The thing is, I realized that this was a wake-up call. Why?? Because my kids REALLY needed me! With both my husband, and myself working until late at night, they were left in the care of my mother-in-law. I could sense the separation that my children were going through… the sadness in their eyes… the “always wanting to please me” (perhaps they felt that if they did, I would spend more time with them..), and then the always retreating to their rooms. When it came to pass that I had to stay at home again, things dramatically changed. They began to come out of their shells, their eyes began to get that hint of a gleam to them once again, and they began talking to me…not just superficial chatter, but meaningful conversations.

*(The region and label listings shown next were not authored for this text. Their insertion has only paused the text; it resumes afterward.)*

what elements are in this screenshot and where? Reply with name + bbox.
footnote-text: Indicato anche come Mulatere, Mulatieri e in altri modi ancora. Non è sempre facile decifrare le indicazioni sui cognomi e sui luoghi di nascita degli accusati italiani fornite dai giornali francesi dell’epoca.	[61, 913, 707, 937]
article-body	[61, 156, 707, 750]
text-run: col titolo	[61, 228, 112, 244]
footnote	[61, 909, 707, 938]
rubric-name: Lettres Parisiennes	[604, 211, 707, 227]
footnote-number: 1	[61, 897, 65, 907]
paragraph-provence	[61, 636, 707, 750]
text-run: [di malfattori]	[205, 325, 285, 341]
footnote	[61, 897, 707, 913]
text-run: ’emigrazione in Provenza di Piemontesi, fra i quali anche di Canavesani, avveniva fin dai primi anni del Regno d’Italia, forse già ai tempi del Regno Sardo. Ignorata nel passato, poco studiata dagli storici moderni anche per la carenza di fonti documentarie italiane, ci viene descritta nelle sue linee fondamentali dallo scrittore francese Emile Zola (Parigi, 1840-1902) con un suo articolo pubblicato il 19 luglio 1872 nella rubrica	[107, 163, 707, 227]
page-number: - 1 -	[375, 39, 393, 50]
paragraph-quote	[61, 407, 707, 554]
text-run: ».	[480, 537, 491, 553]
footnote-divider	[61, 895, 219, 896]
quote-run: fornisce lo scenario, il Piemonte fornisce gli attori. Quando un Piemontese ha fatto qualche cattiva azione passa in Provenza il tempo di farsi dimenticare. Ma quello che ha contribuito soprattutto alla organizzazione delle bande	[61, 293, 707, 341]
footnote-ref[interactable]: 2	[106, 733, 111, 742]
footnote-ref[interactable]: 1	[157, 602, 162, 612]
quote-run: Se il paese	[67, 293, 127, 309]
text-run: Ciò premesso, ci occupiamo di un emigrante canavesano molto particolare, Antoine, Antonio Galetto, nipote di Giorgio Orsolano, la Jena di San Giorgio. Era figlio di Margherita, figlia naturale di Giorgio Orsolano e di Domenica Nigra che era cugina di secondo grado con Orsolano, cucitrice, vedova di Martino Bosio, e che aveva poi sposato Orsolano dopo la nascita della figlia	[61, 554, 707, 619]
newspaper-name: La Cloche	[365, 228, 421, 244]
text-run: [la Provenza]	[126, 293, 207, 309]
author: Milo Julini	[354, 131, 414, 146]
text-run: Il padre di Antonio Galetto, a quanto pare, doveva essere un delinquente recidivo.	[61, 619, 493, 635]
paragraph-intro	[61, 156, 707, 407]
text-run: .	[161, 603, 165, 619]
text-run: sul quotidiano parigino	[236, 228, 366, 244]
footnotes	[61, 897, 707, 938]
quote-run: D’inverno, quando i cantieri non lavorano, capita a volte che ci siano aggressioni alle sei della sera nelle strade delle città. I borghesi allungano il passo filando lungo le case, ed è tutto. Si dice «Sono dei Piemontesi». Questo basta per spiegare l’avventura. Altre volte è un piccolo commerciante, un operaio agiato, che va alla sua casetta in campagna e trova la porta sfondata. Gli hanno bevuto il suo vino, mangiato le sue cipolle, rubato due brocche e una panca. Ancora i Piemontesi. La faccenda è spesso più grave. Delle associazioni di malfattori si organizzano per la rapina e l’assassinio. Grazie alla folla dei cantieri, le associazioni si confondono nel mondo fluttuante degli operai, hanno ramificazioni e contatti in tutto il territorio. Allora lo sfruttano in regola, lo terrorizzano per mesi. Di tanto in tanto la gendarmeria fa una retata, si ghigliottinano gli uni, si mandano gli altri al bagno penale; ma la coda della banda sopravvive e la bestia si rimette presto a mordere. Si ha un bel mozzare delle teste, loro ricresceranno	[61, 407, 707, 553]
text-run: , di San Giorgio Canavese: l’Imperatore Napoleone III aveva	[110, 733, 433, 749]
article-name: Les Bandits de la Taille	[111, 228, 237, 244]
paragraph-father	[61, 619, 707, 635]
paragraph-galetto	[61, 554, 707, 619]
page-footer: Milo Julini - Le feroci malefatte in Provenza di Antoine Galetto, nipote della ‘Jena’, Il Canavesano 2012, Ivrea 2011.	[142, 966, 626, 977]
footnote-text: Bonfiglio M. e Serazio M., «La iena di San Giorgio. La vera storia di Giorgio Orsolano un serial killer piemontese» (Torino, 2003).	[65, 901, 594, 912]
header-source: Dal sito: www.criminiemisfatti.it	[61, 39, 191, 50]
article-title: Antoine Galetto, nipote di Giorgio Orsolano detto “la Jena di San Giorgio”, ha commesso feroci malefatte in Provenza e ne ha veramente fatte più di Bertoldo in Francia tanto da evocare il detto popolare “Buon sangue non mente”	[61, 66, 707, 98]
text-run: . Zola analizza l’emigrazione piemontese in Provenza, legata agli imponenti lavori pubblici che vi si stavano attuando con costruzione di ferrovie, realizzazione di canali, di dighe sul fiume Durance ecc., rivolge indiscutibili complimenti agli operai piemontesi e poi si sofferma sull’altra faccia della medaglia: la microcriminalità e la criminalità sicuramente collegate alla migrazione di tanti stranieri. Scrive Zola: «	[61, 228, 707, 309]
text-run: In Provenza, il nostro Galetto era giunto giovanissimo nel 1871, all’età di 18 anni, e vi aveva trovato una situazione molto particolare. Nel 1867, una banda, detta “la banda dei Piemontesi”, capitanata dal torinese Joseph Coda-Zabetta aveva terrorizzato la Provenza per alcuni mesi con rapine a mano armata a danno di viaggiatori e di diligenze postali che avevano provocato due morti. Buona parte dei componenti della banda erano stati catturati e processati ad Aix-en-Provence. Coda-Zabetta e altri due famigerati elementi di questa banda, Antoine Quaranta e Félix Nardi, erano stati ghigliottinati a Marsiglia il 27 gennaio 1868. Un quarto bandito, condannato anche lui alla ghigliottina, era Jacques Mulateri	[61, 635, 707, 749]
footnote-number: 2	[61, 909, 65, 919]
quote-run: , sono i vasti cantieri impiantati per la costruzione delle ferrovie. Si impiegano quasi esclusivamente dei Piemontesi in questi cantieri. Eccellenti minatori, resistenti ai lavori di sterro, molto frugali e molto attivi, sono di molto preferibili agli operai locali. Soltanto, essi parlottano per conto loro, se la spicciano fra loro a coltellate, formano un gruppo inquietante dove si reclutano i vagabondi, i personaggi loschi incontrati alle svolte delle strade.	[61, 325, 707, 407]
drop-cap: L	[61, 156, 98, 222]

It was then that I also realized that my husband was no longer around. He would always blame it on having to work… but even on his days off, he was either out doing some other errands, or he was physically present here, but absent…distancing himself to another room, working or playing on his computer. Even on our vacations, he was always off by himself, or visibly angry with whatever plans we had made. He seemed to have a cloud of negativity constantly around him. Nothing ever made him happy, or was good enough for him.

So, you can imagine then what occurred when I had to undergo corti-steriod injections, and was placed on tons of medications to “deaden” my nerve and try to control these headaches… I gained a total of about 85 pounds. I went from a fairly thin, small boned Twiggy like person, to a pleasantly plump plus sized woman. He withdrew completely! I tried desperately to lose the weight in order to gain some part of him back, but the steriod shots kept interfering with any type of weight loss I’d achieved.

So, I guess his vows were NOT, “In Sickness and in Health, Til Death Do We Part”… no, it was more like, “take care of me when I’m sick, but when you are, I’ll part”.

I accept my part of what has happened, and is now happening in our lives. But, I’m not the only person who has done wrong. As I found out… He was doing a lot more then what I ever realized when I first said “I Do”… but I’ll go into those things in further posts… there’s 16 years to cover… but I’ll only do the “Reader’s Digest” version… and then get to the day to day events of what is now a Tumultuous Separation and Divorce.